In college, I worked every waking hour. There was no such thing as a weekend. I made few friends, none particularly close. Then, the devastating loss of my mother to brain cancer and my own round of mononucleosis formed the one-two punch that would collapse my frenzied drive. The dam broke: pain seeped across my body. It became challenging for me to sit for long periods or to type. Overly-constraining clothing caused searing pain in my hips and lower back. At times I could barely hold a pen, or even stand for very long. My first episode of chronic fatigue left me wondering if I should drop out of school in the middle of my last semester. The promise of holding down a full-time job, much less making it big, faded from view. After graduating in the top quarter of my class, I was consigned to working from home and picking up catering jobs while my classmates soared ahead and took their place in the ivory towers the college dean had promised us during convocation freshman year. There were times when I even had to serve them hors d’oeuvres.
I’m 32 years-old now. I’ve lived with fibromyalgia and chronic fatigue syndrome for over a decade. While I’ve never had a full-time job during that time, I’ve written freelance for many different publications about topics that are important to me. I’ve come close to finishing the novel I started around the time I first got sick. I took up ballet at the tender age of 26, and with a tremendous amount of hard work have become a capable dancer; and at an age when many dancers retire, I’ve started to perform for the first time. I’ve recently gone back to acting and have started to land a few gigs.
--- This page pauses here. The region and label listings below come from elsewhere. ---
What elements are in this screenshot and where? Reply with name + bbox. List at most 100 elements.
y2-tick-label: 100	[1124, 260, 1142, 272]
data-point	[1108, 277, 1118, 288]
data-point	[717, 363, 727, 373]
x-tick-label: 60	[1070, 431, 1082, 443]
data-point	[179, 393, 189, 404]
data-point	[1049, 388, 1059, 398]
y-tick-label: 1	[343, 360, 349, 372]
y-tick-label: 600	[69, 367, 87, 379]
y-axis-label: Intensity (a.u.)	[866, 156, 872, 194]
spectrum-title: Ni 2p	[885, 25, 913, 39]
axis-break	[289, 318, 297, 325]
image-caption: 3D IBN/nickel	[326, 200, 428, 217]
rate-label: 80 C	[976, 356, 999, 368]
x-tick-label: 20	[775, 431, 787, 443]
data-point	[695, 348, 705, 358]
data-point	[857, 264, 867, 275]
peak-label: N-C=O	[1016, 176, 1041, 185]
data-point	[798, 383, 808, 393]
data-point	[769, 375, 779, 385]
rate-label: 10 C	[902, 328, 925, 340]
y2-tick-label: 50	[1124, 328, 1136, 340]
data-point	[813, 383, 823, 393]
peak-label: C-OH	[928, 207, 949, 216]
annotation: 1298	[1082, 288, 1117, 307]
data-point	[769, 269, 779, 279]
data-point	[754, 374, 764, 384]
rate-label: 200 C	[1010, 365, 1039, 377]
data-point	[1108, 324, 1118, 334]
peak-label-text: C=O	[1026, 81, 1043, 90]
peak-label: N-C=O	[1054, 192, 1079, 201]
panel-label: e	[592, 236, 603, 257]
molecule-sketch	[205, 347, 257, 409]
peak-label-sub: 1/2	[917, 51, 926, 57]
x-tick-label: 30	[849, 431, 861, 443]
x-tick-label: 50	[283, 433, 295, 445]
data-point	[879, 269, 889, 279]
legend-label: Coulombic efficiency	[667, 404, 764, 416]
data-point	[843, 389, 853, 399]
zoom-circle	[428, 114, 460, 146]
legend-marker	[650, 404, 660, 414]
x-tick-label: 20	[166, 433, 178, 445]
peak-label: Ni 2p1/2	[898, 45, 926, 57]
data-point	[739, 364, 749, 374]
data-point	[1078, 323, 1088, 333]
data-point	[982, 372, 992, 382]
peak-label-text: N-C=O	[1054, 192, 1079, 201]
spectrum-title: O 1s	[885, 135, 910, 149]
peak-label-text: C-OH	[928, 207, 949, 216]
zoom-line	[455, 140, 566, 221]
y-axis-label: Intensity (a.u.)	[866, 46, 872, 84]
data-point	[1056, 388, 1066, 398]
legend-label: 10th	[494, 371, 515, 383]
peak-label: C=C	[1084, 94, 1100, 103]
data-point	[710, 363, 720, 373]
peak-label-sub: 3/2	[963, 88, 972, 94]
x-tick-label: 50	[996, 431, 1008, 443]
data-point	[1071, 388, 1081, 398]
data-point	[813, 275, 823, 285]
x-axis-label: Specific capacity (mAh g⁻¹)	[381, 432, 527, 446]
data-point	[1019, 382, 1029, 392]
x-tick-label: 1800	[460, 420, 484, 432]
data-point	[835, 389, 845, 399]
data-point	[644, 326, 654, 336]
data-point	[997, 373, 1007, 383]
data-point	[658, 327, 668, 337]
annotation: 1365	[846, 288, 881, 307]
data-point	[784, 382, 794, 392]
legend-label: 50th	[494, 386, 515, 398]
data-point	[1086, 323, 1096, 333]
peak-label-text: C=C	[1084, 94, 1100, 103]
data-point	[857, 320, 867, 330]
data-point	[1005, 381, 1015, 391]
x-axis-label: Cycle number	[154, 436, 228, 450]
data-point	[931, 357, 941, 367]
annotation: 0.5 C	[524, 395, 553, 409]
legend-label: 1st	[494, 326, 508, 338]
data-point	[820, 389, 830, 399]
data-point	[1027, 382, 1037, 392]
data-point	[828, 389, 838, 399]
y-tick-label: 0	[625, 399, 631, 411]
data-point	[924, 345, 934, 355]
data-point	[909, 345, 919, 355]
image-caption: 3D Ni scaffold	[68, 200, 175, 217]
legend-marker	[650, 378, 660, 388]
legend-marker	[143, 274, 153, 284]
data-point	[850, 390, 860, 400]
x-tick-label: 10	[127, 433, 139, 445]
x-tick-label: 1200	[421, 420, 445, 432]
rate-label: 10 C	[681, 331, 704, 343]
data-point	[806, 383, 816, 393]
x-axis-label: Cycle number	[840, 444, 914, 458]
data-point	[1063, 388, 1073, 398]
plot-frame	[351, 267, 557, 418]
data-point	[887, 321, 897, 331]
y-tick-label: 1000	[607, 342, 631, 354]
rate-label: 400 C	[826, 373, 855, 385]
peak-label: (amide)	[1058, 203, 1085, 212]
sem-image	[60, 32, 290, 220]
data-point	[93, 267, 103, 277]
But when I see these accomplishments, I’m still inclined to measure them with the golden boy’s yardstick. He thinks I’m ten years behind. He looks around and sees the New York City streets teeming with far more awe-inspiring success stories; wünderkinds impress him the most. There isn’t a place on my résumé where I can crow to him or anyone about what a feat it is to confront a chronic illness and soldier on with virtually no outside support.
The golden boy wouldn’t have let go of his dreams and made do with a revised plan B. He wouldn’t stop several times in the middle of the day to tend to his aches and pains. He wouldn’t get as much sleep as he can. He wouldn’t devote the weekends to decompression. He wouldn’t take time for friends and other enjoyable things that make him happy. He wouldn’t put down his work at three o’clock in the afternoon to go to ballet class and to yoga and to lift weights. The fact that all of those physical and emotional outlets form an effective arsenal against my physical pain is irrelevant to him. I enjoy these activities way too much. And they have too many frivolous benefits, like making me look fit, healthy and attractive; so they must be bad. The golden boy thinks he would’ve been able to keep logging in the hours, never mind the pain. In fact, doing so in the face of pain would’ve made him all the more golden; it is indeed virtuous to suffer.
The golden boy is the one who can’t forgive me: for living here in this revised reality. He deals in fantasies. He doesn’t see context; he sees petty excuses, laziness and, yes, hedonism. Unfortunately for him, though, he’s long dead and gone; like a pair of mythical conjoined twins, he and I were cut in two long ago so that one of us could live. But I imagine I will always wrestle with his ghost.